The Korea Herald

지나쌤

French writers’ existential woe as their incomes dive

By KH디지털2

Published : March 23, 2016 - 13:44

    • Link copied

PARIS (AFP) -- It is nothing short of an existential crisis, as crippling as the ones that had Left Bank intellectuals like Albert Camus or Jean-Paul Sartre staring gloomily into their coffee.

French writers have never felt more badly paid, undervalued or under pressure, with a new survey showing more than half of established authors earn less than the minimum wage.

Many are so depressed by the state of the book industry that they are considering giving up altogether, according to a new report.

Two men read in front of a bookstore in Paris. (123rf) Two men read in front of a bookstore in Paris. (123rf)

“Authors have a high social status but almost empty bank accounts,” said Marie Sellier, president of the SDGL, one of the five writers’ and publishing groups behind the vast study.

Like their counterparts in the U.S. and the U.K., French writers have seen their incomes plummet since the 1990s, the report found.

More than a third of even the highest-earning authors had to have another job to make ends meet, mostly as teachers, it said.

Established writers with years of relative success behind them struggled to make a living, with their median annual earnings of 17,600 euros ($19,800), less than three-quarters of national average.

The most staggering statistic of all in the report, which was backed by the ministry of culture, is that six out of 10 published writers make less than 1,500 euros a year ($1,700).

Grim reading

Despite French publishing growing for the first time for five years, authors remained deeply downbeat about their prospects.

The survey of more than 100,000 fiction and non-fiction writers as well as poets, illustrators and translators found they were they “generally worried, disenchanted and discouraged."

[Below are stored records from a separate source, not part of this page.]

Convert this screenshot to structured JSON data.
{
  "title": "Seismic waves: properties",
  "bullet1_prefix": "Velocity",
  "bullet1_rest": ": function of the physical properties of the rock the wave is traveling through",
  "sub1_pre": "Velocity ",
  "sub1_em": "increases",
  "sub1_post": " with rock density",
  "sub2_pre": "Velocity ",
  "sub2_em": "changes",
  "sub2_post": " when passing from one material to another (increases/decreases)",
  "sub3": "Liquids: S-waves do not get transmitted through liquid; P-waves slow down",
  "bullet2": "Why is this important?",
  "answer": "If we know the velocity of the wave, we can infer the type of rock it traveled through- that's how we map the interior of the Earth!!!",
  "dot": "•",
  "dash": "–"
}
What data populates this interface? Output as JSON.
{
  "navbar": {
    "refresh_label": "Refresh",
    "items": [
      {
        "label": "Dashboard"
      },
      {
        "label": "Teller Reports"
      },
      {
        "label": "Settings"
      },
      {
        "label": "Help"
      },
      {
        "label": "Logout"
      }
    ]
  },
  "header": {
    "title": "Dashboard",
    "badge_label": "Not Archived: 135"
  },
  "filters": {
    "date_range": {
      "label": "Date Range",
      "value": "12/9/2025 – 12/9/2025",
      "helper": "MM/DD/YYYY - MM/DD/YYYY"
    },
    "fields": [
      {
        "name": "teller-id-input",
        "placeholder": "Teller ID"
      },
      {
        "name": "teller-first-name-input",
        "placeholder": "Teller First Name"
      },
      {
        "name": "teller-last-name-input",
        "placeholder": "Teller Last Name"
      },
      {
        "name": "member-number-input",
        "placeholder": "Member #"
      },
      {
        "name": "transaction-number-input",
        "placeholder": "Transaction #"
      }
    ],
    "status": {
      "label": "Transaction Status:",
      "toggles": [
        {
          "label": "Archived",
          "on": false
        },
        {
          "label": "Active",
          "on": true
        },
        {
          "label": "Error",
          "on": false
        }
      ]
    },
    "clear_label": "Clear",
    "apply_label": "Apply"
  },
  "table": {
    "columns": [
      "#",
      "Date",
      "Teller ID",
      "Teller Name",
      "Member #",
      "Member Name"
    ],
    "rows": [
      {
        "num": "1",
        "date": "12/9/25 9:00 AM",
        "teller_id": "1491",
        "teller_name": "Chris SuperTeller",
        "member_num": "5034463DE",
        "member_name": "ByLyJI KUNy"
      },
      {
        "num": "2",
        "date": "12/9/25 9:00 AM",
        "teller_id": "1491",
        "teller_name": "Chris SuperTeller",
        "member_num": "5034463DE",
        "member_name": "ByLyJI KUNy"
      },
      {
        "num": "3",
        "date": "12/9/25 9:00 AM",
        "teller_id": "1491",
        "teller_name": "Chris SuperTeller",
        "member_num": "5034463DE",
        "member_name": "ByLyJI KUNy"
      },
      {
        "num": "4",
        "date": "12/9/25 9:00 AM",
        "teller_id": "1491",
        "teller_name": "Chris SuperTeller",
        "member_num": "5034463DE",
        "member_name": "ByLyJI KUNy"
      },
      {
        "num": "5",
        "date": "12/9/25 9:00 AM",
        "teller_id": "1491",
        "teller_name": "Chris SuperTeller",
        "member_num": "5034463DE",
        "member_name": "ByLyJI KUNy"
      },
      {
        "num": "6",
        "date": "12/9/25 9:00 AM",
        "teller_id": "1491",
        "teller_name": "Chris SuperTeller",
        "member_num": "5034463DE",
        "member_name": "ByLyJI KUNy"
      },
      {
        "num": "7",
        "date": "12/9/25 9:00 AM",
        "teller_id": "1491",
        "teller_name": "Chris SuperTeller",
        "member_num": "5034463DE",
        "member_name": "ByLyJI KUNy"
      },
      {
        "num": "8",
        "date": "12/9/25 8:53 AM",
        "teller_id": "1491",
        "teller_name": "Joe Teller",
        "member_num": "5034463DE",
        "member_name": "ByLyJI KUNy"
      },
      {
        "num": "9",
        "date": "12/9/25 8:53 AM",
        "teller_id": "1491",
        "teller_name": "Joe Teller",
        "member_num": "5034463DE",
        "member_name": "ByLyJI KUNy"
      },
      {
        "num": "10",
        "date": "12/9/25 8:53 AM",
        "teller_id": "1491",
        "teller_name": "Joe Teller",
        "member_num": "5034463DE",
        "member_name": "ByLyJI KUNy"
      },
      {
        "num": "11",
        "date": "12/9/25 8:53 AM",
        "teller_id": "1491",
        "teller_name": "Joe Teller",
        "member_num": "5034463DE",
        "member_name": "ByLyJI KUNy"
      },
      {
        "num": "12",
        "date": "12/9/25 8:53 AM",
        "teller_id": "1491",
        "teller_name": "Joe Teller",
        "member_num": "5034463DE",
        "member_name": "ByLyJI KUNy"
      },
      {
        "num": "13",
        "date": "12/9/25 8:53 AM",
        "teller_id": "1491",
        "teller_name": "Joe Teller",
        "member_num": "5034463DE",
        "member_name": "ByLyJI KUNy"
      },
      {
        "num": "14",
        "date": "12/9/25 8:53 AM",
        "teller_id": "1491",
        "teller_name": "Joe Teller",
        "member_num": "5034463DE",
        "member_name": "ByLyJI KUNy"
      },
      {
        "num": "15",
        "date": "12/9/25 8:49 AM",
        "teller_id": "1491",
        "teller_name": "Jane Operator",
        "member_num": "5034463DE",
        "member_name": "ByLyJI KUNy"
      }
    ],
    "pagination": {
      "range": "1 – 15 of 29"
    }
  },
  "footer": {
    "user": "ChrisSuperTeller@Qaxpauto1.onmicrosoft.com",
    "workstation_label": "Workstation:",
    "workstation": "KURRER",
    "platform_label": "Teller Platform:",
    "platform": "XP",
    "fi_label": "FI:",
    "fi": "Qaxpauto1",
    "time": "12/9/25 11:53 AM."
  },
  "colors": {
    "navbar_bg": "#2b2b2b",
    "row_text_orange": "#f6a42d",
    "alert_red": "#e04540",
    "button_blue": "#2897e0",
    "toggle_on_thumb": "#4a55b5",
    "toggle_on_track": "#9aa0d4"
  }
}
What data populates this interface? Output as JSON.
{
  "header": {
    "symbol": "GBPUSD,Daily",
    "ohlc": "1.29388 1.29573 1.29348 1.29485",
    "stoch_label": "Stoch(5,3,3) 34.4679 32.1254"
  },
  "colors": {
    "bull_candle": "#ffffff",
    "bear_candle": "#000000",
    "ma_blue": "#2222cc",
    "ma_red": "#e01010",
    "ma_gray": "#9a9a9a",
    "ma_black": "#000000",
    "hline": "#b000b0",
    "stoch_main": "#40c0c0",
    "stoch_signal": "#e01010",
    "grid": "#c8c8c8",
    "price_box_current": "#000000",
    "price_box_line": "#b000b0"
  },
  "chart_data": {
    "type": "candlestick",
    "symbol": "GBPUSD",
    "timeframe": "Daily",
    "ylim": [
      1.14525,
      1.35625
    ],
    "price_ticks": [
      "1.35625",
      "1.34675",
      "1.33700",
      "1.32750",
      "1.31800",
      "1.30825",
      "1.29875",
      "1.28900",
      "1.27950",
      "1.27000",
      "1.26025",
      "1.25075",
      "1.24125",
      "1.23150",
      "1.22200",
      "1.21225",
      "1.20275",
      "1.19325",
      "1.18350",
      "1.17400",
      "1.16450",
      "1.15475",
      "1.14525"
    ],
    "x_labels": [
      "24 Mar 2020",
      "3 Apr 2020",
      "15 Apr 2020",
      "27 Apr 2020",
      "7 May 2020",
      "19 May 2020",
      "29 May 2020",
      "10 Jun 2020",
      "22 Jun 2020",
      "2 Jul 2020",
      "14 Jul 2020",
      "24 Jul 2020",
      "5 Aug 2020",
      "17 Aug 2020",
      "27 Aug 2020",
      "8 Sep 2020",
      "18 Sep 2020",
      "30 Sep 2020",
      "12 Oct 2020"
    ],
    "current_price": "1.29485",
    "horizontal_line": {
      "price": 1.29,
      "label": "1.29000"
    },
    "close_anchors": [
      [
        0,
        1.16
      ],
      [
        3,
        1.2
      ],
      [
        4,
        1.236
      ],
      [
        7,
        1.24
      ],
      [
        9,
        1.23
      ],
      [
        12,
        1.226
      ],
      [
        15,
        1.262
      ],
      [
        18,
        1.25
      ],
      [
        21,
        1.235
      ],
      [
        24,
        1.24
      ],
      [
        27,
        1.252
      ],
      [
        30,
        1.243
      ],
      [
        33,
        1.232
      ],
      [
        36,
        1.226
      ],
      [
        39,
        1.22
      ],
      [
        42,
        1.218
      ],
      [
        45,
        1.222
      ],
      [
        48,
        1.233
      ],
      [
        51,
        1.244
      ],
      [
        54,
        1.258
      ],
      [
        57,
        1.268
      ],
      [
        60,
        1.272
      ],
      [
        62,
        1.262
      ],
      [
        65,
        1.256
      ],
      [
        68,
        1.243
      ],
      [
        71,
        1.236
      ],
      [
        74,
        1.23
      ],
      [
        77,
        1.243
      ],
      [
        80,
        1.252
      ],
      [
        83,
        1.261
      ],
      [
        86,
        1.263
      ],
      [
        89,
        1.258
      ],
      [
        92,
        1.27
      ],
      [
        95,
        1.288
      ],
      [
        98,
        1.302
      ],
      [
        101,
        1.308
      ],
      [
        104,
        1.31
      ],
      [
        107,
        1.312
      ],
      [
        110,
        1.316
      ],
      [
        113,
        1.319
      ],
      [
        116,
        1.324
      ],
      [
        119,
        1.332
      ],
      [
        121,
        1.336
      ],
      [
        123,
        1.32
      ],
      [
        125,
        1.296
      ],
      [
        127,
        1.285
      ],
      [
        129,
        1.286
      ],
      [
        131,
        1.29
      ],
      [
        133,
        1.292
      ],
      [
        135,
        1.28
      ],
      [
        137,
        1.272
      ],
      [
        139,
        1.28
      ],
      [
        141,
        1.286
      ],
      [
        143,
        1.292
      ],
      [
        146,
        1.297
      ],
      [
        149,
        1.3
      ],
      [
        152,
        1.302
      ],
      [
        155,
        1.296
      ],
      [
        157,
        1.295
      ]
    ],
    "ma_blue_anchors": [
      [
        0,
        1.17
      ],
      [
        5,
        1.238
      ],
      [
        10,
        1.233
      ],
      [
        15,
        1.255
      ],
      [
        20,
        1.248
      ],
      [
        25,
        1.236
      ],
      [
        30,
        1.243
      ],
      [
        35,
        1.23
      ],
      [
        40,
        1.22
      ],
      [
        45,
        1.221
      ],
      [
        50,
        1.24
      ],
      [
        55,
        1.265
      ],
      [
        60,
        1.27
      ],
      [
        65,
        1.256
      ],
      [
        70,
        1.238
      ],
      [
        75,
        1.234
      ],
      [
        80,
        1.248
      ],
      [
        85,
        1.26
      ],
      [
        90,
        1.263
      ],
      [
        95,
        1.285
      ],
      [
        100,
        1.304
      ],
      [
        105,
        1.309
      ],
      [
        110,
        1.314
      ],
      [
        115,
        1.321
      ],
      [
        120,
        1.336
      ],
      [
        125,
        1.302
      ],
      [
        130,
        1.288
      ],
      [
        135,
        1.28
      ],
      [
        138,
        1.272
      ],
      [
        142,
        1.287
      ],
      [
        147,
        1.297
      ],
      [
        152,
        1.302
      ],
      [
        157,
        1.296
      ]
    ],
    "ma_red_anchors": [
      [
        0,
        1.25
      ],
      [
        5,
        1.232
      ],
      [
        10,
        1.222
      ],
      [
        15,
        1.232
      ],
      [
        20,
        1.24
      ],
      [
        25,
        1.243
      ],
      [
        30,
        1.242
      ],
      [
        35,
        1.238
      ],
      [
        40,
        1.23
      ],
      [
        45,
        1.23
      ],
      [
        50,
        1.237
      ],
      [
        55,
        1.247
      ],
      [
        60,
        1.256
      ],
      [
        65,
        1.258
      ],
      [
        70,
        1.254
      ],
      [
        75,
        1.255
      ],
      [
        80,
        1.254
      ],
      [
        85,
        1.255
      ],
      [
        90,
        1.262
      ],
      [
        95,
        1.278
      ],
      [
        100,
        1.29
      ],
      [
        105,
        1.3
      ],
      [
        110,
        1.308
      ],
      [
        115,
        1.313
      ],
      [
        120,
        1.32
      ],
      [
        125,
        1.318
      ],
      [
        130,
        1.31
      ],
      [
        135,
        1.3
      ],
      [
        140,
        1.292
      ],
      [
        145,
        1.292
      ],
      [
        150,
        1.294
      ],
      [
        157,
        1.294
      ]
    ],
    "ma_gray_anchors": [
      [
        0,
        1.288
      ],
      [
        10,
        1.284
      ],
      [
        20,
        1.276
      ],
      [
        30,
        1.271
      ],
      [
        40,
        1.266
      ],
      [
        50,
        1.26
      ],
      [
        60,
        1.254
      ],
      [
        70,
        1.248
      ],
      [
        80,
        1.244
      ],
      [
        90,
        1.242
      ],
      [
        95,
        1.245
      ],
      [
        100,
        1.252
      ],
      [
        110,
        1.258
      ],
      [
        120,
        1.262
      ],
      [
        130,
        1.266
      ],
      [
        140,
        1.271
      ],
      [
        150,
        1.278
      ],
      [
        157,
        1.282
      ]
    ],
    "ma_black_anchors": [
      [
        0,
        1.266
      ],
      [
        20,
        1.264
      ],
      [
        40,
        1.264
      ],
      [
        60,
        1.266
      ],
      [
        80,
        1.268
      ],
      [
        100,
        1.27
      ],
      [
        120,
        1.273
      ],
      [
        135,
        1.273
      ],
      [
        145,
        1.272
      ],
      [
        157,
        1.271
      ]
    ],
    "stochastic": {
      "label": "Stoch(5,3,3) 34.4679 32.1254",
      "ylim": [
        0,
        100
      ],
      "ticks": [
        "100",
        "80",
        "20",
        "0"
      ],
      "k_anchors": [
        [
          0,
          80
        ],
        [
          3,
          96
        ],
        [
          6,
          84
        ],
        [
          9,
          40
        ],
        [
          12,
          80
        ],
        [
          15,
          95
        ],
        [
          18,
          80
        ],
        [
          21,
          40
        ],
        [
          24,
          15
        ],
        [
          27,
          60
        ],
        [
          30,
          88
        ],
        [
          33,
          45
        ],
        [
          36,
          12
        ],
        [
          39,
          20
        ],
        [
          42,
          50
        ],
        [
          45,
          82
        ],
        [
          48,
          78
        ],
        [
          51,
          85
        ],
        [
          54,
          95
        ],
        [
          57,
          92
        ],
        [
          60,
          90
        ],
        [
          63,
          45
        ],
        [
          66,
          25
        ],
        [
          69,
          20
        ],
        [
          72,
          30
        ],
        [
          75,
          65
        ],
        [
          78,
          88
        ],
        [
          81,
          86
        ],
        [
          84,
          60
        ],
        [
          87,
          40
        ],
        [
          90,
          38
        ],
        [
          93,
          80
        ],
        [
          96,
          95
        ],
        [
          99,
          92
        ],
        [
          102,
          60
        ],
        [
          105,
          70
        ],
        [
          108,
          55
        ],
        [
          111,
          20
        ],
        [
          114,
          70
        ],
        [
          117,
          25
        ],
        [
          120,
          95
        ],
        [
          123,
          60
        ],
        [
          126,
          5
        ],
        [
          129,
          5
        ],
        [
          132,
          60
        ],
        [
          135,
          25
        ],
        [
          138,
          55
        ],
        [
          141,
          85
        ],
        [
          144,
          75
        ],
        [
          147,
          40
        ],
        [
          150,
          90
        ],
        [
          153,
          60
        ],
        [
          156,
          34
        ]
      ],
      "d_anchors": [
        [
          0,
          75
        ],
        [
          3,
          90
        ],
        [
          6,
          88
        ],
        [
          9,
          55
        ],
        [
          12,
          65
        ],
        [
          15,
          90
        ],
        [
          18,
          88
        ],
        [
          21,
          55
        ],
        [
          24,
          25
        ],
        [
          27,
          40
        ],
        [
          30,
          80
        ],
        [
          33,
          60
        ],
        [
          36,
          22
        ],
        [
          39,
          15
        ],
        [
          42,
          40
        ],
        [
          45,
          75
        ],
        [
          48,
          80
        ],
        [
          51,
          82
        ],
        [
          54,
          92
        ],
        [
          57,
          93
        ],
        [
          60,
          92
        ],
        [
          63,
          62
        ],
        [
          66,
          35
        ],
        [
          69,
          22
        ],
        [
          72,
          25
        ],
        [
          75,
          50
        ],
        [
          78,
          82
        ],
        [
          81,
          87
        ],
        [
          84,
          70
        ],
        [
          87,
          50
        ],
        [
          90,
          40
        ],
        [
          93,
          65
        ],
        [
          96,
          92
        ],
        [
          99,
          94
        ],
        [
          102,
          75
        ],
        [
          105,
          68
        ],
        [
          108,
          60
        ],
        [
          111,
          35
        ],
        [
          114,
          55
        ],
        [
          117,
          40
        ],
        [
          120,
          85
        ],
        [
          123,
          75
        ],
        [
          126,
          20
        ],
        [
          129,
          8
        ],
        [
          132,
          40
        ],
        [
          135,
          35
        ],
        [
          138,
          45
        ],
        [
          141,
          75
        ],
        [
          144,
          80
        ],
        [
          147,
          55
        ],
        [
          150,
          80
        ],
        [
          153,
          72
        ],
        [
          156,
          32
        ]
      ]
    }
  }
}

“Many were asking themselves whether they should diversify into other work or stop altogether,” it concluded.

Although exact comparisons are difficult to make, French writers appear to be still doing better than their British or American equivalents.

Established British authors tend not to make even half the industrial wage, with latest data showing them averaging 11,000 pounds (14,000 euros) a year.

Nor has the boom in self-publishing and e-books made much difference to writers’ often miserable earnings, according to the Authors’ Licensing & Collecting Society.

An online U.S. survey last year by Digital Book World made even grimmer reading, finding a third of published authors earned less than $500 a year from their writing.

Philip Pullman, president of the British Society of Authors, placed much of the blame at the feet of Internet giant Amazon and publishers when the last round of British statistics were published last year.

”While Amazon makes earnings of indescribable magnitude by selling our books for a fraction of their value, and then pays as little tax as it possibly can, the authors whose work subsidizes this gargantuan barbarity are facing threats from several directions,” said the author of the acclaimed His Dark Materials trilogy.

“In the past ten years, while publishers’ earnings have remained steady, the incomes of those on whom they entirely depend have diminished, on average, by 29 percent.”